A version of red velvet cake became known as the “Waldorf-Astoria Cake” in New York City, thanks to its popularity at that classic hotel, and as Eaton’s Cake in Canada, where department store employees who knew the recipe were sworn to secrecy. Most said they believed the cake was created by the retail chain’s matriarch, Lady Eaton herself. Perhaps, even in the great white north, she had a secret subscription to Southern Living.
Equally Southern is red velvet cake’s traditional cream cheese icing. In its earliest version, the cake showed up with a smooth, creamy French-style icing, sometimes called “ermine.” But this was difficult for non-professionals to make. Some genius opted for the same, much simpler cream cheese icing already beloved on carrot cake, with a few more taste memories of the best “New York-style” cheesecake.
This icing founds its way atop Southern red velvet cake and never found its way off. Whether you choose to make your cake in the shape of an armadillo is entirely up to you.

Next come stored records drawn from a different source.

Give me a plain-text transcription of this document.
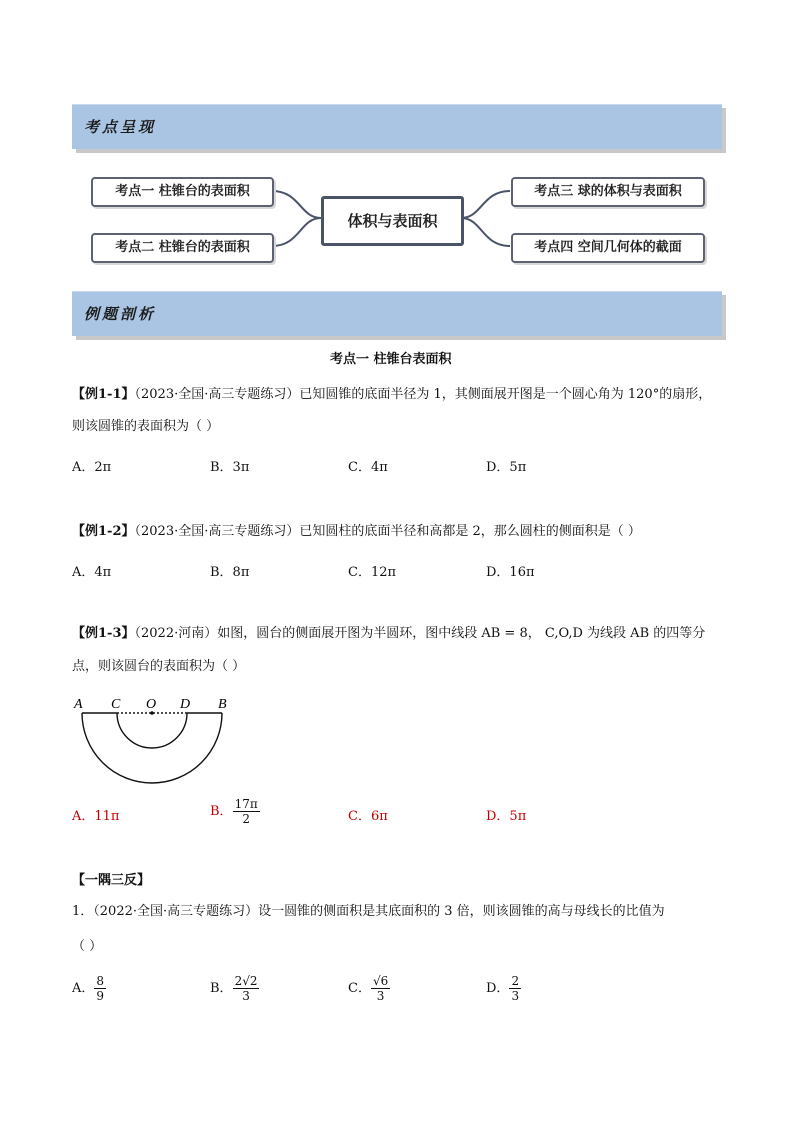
考点呈现
考点一 柱锥台的表面积
考点二 柱锥台的表面积
体积与表面积
考点三 球的体积与表面积
考点四 空间几何体的截面
例题剖析
考点一 柱锥台表面积
【例1-1】（2023·全国·高三专题练习）已知圆锥的底面半径为 1，其侧面展开图是一个圆心角为 120°的扇形，
则该圆锥的表面积为（ ）
A．2π	B．3π	C．4π	D．5π
【例1-2】（2023·全国·高三专题练习）已知圆柱的底面半径和高都是 2，那么圆柱的侧面积是（ ）
A．4π	B．8π	C．12π	D．16π
【例1-3】（2022·河南）如图，圆台的侧面展开图为半圆环，图中线段 AB = 8， C,O,D 为线段 AB 的四等分
点，则该圆台的表面积为（ ）
A C O D B
A．11π	B． $\frac{17\pi}{2}$	C．6π	D．5π
【一隅三反】
1．（2022·全国·高三专题练习）设一圆锥的侧面积是其底面积的 3 倍，则该圆锥的高与母线长的比值为
（ ）
A． $\frac{8}{9}$	B． $\frac{2√2}{3}$	C． $\frac{√6}{3}$	D． $\frac{2}{3}$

RASPBERRY CHIPOTLE RED VELVET CUPCAKES
If our Original Roasted Raspberry Chipotle Sauce is a Deep South party favorite simply poured over cream cheese and served with crackers, we figured it would be awesome with the cream cheese icing atop Southern red velvet cake. The amount you use in the icing (and in these cupcakes, if you wish) is a matter of personal taste.
2 large eggs, room temperature
1 cup buttermilk, room temperature
1 1/4 cups vegetable oil
1 tablespoon cocoa powder
1 teaspoon salt
1 teaspoon baking soda
1 1/2 cups sugar
2 1/2 cups all-purpose flour
1-2 tablespoons Fischer & Wieser’s Original Roasted Raspberry Chipotle Sauce
2 tablespoons red food coloring
1 teaspoon white distilled vinegar
1 pound cream cheese, softened
2 sticks butter, softened
1 teaspoon vanilla extract
4 cups confectioner’s sugar, sifted
2 tablespoons Fischer & Wieser’s Original Roasted Raspberry Chipotle Sauce
Preheat the oven to 350 °F. Line 2 (12-cup) muffin pans with cupcake papers. In a medium mixing bowl, sift together the flour, sugar, baking soda, salt and cocoa powder. In a large bowl gently beat together the oil, buttermilk, eggs, food coloring, sauce, vinegar and vanilla with a handheld electric mixer. Add the sifted dry ingredients to the wet and mix until smooth and thoroughly combined. Divide the batter evenly among the cupcake tins about 2/3 filled.

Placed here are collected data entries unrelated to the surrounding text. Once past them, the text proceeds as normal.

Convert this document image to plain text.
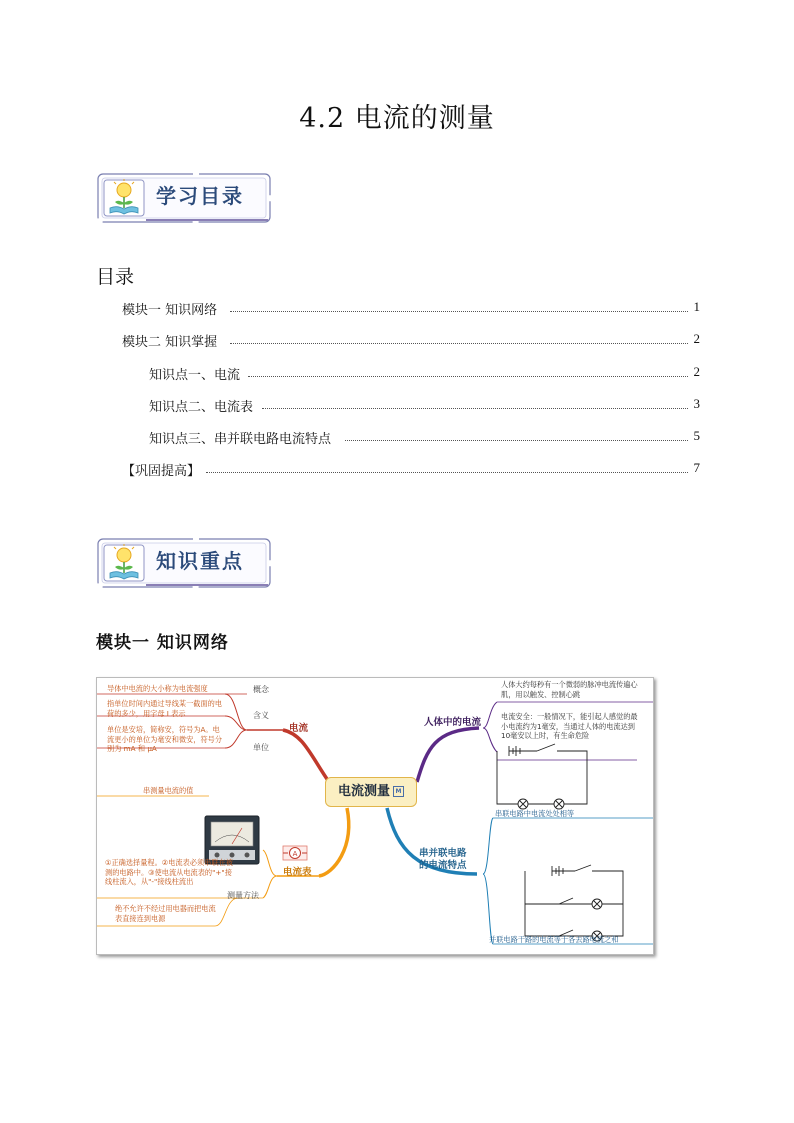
4.2 电流的测量
学习目录
目录
模块一 知识网络	1
模块二 知识掌握	2
知识点一、电流	2
知识点二、电流表	3
知识点三、串并联电路电流特点	5
【巩固提高】	7
知识重点
模块一 知识网络
A
电流测量 M
电流
导体中电流的大小称为电流强度	概念
指单位时间内通过导线某一截面的电荷的多少，用字母 I 表示	含义
单位是安培，简称安，符号为A。电流更小的单位为毫安和微安，符号分别为 mA 和 μA	单位
电流表
串测量电流的值
①正确选择量程。②电流表必须串联在被测的电路中。③使电流从电流表的"+"接线柱流入，从"-"接线柱流出
测量方法
绝不允许不经过用电器而把电流表直接连到电源
人体中的电流
人体大约每秒有一个微弱的脉冲电流传遍心肌，用以触发、控制心跳
电流安全：一般情况下，能引起人感觉的最小电流约为1毫安，当通过人体的电流达到10毫安以上时，有生命危险
串并联电路的电流特点
串联电路中电流处处相等
并联电路干路的电流等于各去路电流之和
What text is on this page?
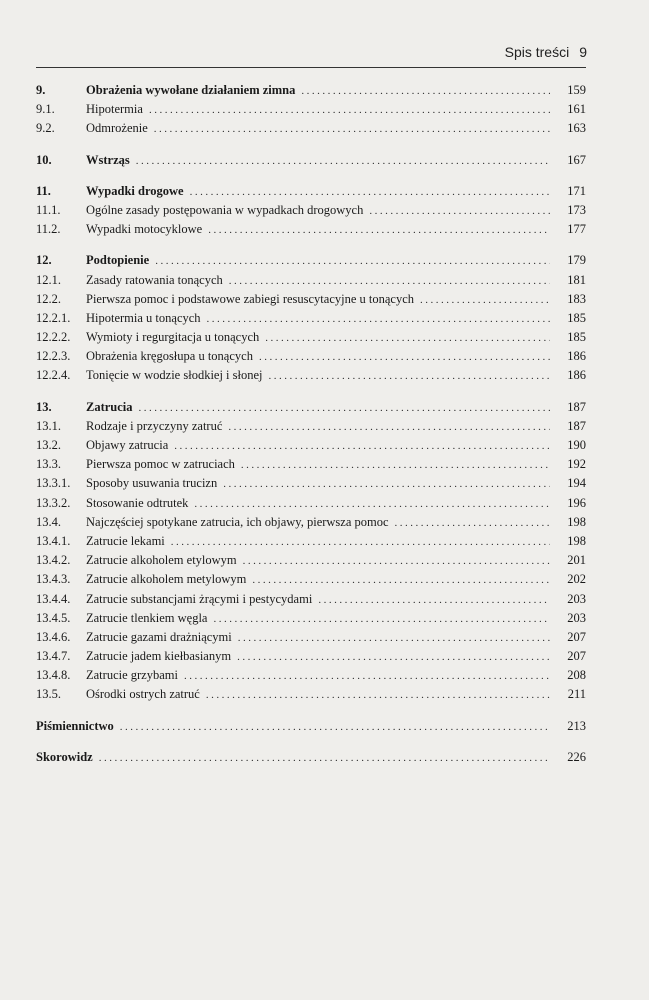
Spis treści 9
9.	Obrażenia wywołane działaniem zimna .....	159
9.1.	Hipotermia .....	161
9.2.	Odmrożenie .....	163
10.	Wstrząs .....	167
11.	Wypadki drogowe .....	171
11.1.	Ogólne zasady postępowania w wypadkach drogowych .....	173
11.2.	Wypadki motocyklowe .....	177
12.	Podtopienie .....	179
12.1.	Zasady ratowania tonących .....	181
12.2.	Pierwsza pomoc i podstawowe zabiegi resuscytacyjne u tonących .....	183
12.2.1.	Hipotermia u tonących .....	185
12.2.2.	Wymioty i regurgitacja u tonących .....	185
12.2.3.	Obrażenia kręgosłupa u tonących .....	186
12.2.4.	Tonięcie w wodzie słodkiej i słonej .....	186
13.	Zatrucia .....	187
13.1.	Rodzaje i przyczyny zatruć .....	187
13.2.	Objawy zatrucia .....	190
13.3.	Pierwsza pomoc w zatruciach .....	192
13.3.1.	Sposoby usuwania trucizn .....	194
13.3.2.	Stosowanie odtrutek .....	196
13.4.	Najczęściej spotykane zatrucia, ich objawy, pierwsza pomoc .....	198
13.4.1.	Zatrucie lekami .....	198
13.4.2.	Zatrucie alkoholem etylowym .....	201
13.4.3.	Zatrucie alkoholem metylowym .....	202
13.4.4.	Zatrucie substancjami żrącymi i pestycydami .....	203
13.4.5.	Zatrucie tlenkiem węgla .....	203
13.4.6.	Zatrucie gazami drażniącymi .....	207
13.4.7.	Zatrucie jadem kiełbasianym .....	207
13.4.8.	Zatrucie grzybami .....	208
13.5.	Ośrodki ostrych zatruć .....	211
Piśmiennictwo .....	213
Skorowidz .....	226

Bake in oven for about 20 to 22 minutes, turning the pans once, half way through. Test the cupcakes with a toothpick for doneness. Remove from oven and cool completely before frosting. In a large mixing bowl, beat the cream cheese, butter and vanilla together until smooth. Add the confectioner’s sugar and on low speed, beat until incorporated. Increase the speed to high and mix until very light and fluffy. Stir in the sauce with a fork, leaving some swirl if you wish. Makes 24 cupcakes.